HONG KONG (Reuters) -China’s CanSino Biologics Inc said on Sunday that its recently developed COVID-19 vaccine has been approved by the country’s drug regulator for emergency use as a booster, potentially benefiting its business.
The inhaled version of Cansino’s adenovirus-vectored COVID-19 vaccine has obtained the green light from the National Medical Products Administration, the company said in a filing on Sunday.
“The approval will have a positive impact on the company’s performance if the vaccine is subsequently purchased and used by relevant government agencies,” CanSino said.
The company cautioned, however, that it will face fierce competition from other vaccines in China that have also obtained government approval or are in clinical trials.

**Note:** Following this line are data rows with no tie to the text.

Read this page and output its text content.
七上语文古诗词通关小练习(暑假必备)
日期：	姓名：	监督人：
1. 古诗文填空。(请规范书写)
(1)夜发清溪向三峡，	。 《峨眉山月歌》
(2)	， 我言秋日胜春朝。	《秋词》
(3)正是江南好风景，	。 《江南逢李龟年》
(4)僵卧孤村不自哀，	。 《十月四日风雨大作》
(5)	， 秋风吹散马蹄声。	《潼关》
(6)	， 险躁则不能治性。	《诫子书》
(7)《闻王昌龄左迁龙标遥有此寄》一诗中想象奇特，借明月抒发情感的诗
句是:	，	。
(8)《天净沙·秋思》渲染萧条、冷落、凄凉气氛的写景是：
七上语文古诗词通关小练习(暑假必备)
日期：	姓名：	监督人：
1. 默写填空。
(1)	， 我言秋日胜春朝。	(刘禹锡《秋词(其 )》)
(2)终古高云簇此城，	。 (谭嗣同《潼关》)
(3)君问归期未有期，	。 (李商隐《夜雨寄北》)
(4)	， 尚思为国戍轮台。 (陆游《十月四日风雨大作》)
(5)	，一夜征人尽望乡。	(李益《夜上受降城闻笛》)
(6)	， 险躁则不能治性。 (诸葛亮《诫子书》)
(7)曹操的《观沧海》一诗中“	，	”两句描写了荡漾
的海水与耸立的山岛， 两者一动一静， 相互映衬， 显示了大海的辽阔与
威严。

China granted emergency use authorisation to Livzon Pharmaceutical Group Inc’s COVID-19 vaccine as a booster, Livzon said on Friday, one of just two new products against the disease the country had cleared in more than a year.
Cansino also said it was uncertain when its vaccine would be able to go to market, since additional administrative approvals are still needed, while sales would depend on the COVID-19 situation at home and abroad, as well as China’s vaccination rate.

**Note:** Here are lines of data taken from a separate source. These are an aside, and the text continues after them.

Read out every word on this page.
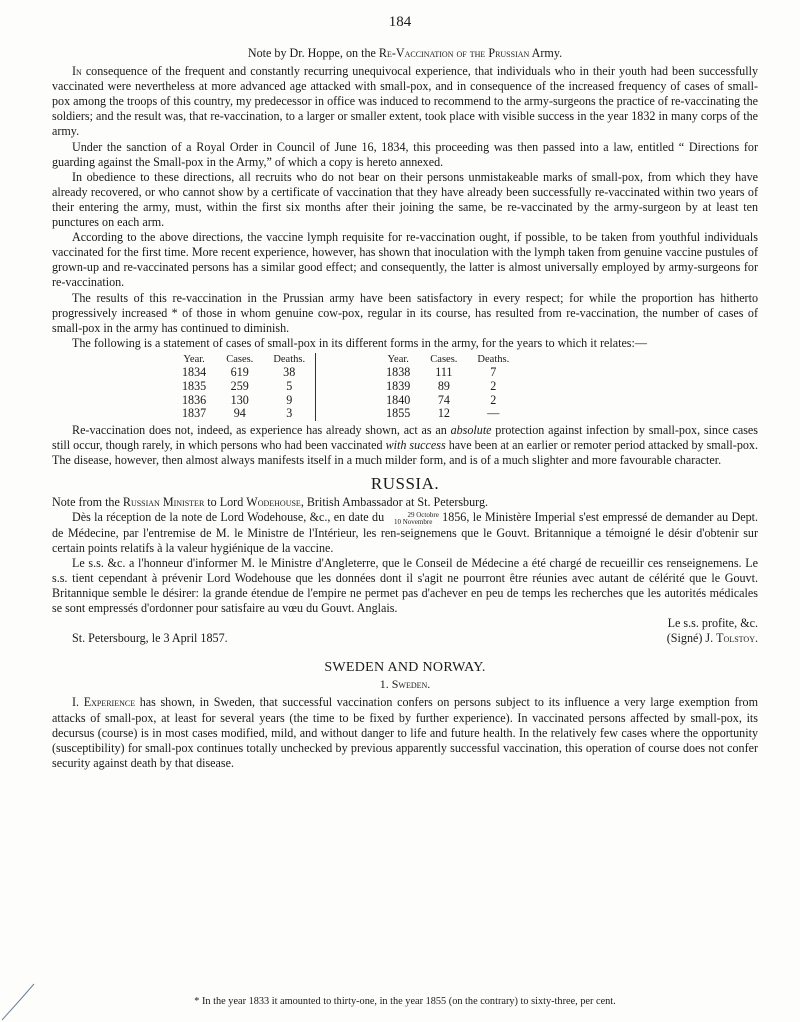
184

Note by Dr. Hoppe, on the Re-Vaccination of the Prussian Army.

In consequence of the frequent and constantly recurring unequivocal experience, that individuals who in their youth had been successfully vaccinated were nevertheless at more advanced age attacked with small-pox, and in consequence of the increased frequency of cases of small-pox among the troops of this country, my predecessor in office was induced to recommend to the army-surgeons the practice of re-vaccinating the soldiers; and the result was, that re-vaccination, to a larger or smaller extent, took place with visible success in the year 1832 in many corps of the army.

Under the sanction of a Royal Order in Council of June 16, 1834, this proceeding was then passed into a law, entitled “ Directions for guarding against the Small-pox in the Army,” of which a copy is hereto annexed.

In obedience to these directions, all recruits who do not bear on their persons unmistakeable marks of small-pox, from which they have already recovered, or who cannot show by a certificate of vaccination that they have already been successfully re-vaccinated within two years of their entering the army, must, within the first six months after their joining the same, be re-vaccinated by the army-surgeon by at least ten punctures on each arm.

According to the above directions, the vaccine lymph requisite for re-vaccination ought, if possible, to be taken from youthful individuals vaccinated for the first time. More recent experience, however, has shown that inoculation with the lymph taken from genuine vaccine pustules of grown-up and re-vaccinated persons has a similar good effect; and consequently, the latter is almost universally employed by army-surgeons for re-vaccination.

The results of this re-vaccination in the Prussian army have been satisfactory in every respect; for while the proportion has hitherto progressively increased * of those in whom genuine cow-pox, regular in its course, has resulted from re-vaccination, the number of cases of small-pox in the army has continued to diminish.

The following is a statement of cases of small-pox in its different forms in the army, for the years to which it relates:—

Year.	Cases.	Deaths.		Year.	Cases.	Deaths.
1834	619	38		1838	111	7
1835	259	5		1839	89	2
1836	130	9		1840	74	2
1837	94	3		1855	12	—

Re-vaccination does not, indeed, as experience has already shown, act as an absolute protection against infection by small-pox, since cases still occur, though rarely, in which persons who had been vaccinated with success have been at an earlier or remoter period attacked by small-pox. The disease, however, then almost always manifests itself in a much milder form, and is of a much slighter and more favourable character.

RUSSIA.

Note from the Russian Minister to Lord Wodehouse, British Ambassador at St. Petersburg.

Dès la réception de la note de Lord Wodehouse, &c., en date du	29 Octobre
10 Novembre 1856, le Ministère Imperial s'est empressé de demander au Dept. de Médecine, par l'entremise de M. le Ministre de l'Intérieur, les ren-seignemens que le Gouvt. Britannique a témoigné le désir d'obtenir sur certain points relatifs à la valeur hygiénique de la vaccine.

Le s.s. &c. a l'honneur d'informer M. le Ministre d'Angleterre, que le Conseil de Médecine a été chargé de recueillir ces renseignemens. Le s.s. tient cependant à prévenir Lord Wodehouse que les données dont il s'agit ne pourront être réunies avec autant de célérité que le Gouvt. Britannique semble le désirer: la grande étendue de l'empire ne permet pas d'achever en peu de temps les recherches que les autorités médicales se sont empressés d'ordonner pour satisfaire au vœu du Gouvt. Anglais.

Le s.s. profite, &c.
St. Petersbourg, le 3 April 1857.	(Signé) J. Tolstoy.
SWEDEN AND NORWAY.
1. Sweden.

I. Experience has shown, in Sweden, that successful vaccination confers on persons subject to its influence a very large exemption from attacks of small-pox, at least for several years (the time to be fixed by further experience). In vaccinated persons affected by small-pox, its decursus (course) is in most cases modified, mild, and without danger to life and future health. In the relatively few cases where the opportunity (susceptibility) for small-pox continues totally unchecked by previous apparently successful vaccination, this operation of course does not confer security against death by that disease.

* In the year 1833 it amounted to thirty-one, in the year 1855 (on the contrary) to sixty-three, per cent.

China has seen a recent flare-up in COVID outbreaks. The southern tech hub of Shenzhen imposed a weekend lockdown in most parts of the city on Saturday, while the southwestern metropolis of Chengdu put its 21 million people under lockdown on Thursday.
Mainland China reported 1,848 new coronavirus cases for Sept. 3, including both symptomatic and asymptomatic infections, compared with 1,988 new cases a day earlier.